Makassar (ANTARA Sulsel) - Kejaksaan Tinggi Sulawesi Selatan dan Sulawesi Barat meringkus salah satu buronannya yakni broker proyek pengadaan alat kesehatan dan alat keluarga berencana RSUD Provinsi Sulbar tahun 2012, Abdul Gafur.

"Selama beberapa bulan, tersangka ini sudah dijadikan sebagai buronan karena tidak punya itikad baik memenuhi panggilan jaksa dan bahkan melarikan diri," ujar Kepala Seksi Penyidikan Pidana Khusus Kejati Sulselbar Syahrul Juaksha di Makassar, Jumat.

Dia mengatakan, tersangka Abdul Gafur berhasil ditangkap di daerah Mamuju. Saat penangkapan itu tersangka sedang santai di rumah orangtuanya setelah meninggalkan rumahnya.

"Penangkapan dilakukan, lantaran tersangka tidak memiliki itikad baik.
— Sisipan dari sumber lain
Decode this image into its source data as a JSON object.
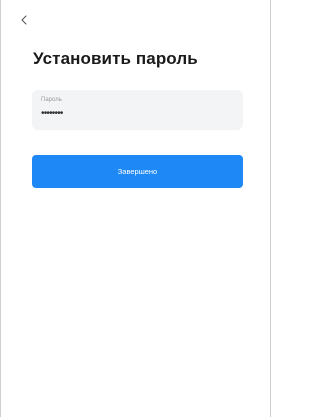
{
  "header": {
    "back_icon": "chevron-left-icon"
  },
  "page": {
    "title": "Установить пароль"
  },
  "password_field": {
    "label": "Пароль",
    "value": "••••••••"
  },
  "finish_button": {
    "label": "Завершено"
  },
  "colors": {
    "accent": "#1e88f6",
    "field_background": "#f3f4f6",
    "title_text": "#1a1a1a",
    "label_text": "#9a9a9a"
  }
}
Tersangka sudah tiga kali mangkir dari pemanggilan, sehingga menghambat proses penyidikan yang sementara kita lakukan," katanya.

Syahrul yang memimpin langsung penangkapan bersama petugas dari Polres Mamuju dan Kejari Mamuju mengatakan bahwa penangkapan Abdul Gafur sudah dua kali gagal.

"Ini merupakan jadwal penangkapan yang ke tiga kalinya. Penangkapan ini baru berhasil setelah informasi dari Kejari Mamuju yang menyampaikan keberadaan tersangka," tandasnya.

Lebih jauh Syahrul mengatakan bahwa setelah dilakukan penangkapan, tersangka langsung dibawa ke Kejati Sulselbar untuk dilakukan pemeriksaan, setelah itu tersangka langsung dijebloskan ke Lembaga Pemasyarakatan (Lapas) Gunungsari Makassar untuk ditahan selama 20 hari.

Dalam kasus ini, peran tersangka terkuak setelah tim penyidik pidana khusus melakukan pemeriksaan terhadap saksi dan tersangka. Tersangka ikut bekerjasama dengan tersangka lain dalam kasus ini.

Syahrul menjelaskan bahwa dana Rp600 juta itu diterima tersangka Abdul Gafur secara tunai dan transfer rekening dari terdakwa Suwardy Kusnadin namun melalui perantara orang lain.

Sebelumnya dalam kasus ini pihak penyidik telah menetapkan dua tersangka baru dalam kasus ini, antara lain Ketua Panitia Lelang, Catur Prasetyo dan Abdul Gafur selaku broker proyek.

Sedangkan empat tersangka lainnya yaitu, Direktur Utama Rumah Sakit Umum Daerah (RSUD) Sulbar, Suparman ; Pejabat Pembuat Komitmen (PPK) Ramadhan ; Direktur PT Khitan Fadhillah Pratama selaku rekanan, Misran ; dan kuasa Direktur PT Khitan, Suwardy Kusnadin.

Dia menyebutkan, modus korupsi pada pengadaan alat-alat kesehatan pada RSUD Provinsi Sulbar tersebut dengan menggelembungkan harga sehinga terjadi kemahalan.

Selain itu, tersangka dinilai tidak melakukan verifikasi berkas rekanan yang akan mengikuti proses tender dan diduga ada kerjasama dengan pihak rekanan dengan perjanjian pemberian bonus atas proyek tersebut.

"Jadi modusnya, mereka bersama-sama menciptakan suatu pekerjaan dengan cara menggelembungkan harga-harga peralatan medis. Kerugian negara terjadi karena adanya kemahalan harga," katanya.

Kerugian negara yang ditaksir berdasarkan hitungan sementara atau harga penghitungan sendiri (HPS) ditaksir lebih dari Rp1,7 miliar. Atas kerugian itu, penyidik kemudian meminta bantuan BPKP Perwakilan Sulawesi Barat untuk melakukan audit.

"Untuk kerugian pastinya dari BPKP Sulbar itu belum ada, namun kerugian taksiran dari penyidik berdasarkan perhitungan HPS itu sekitar Rp1,7 miliar," jelasnya.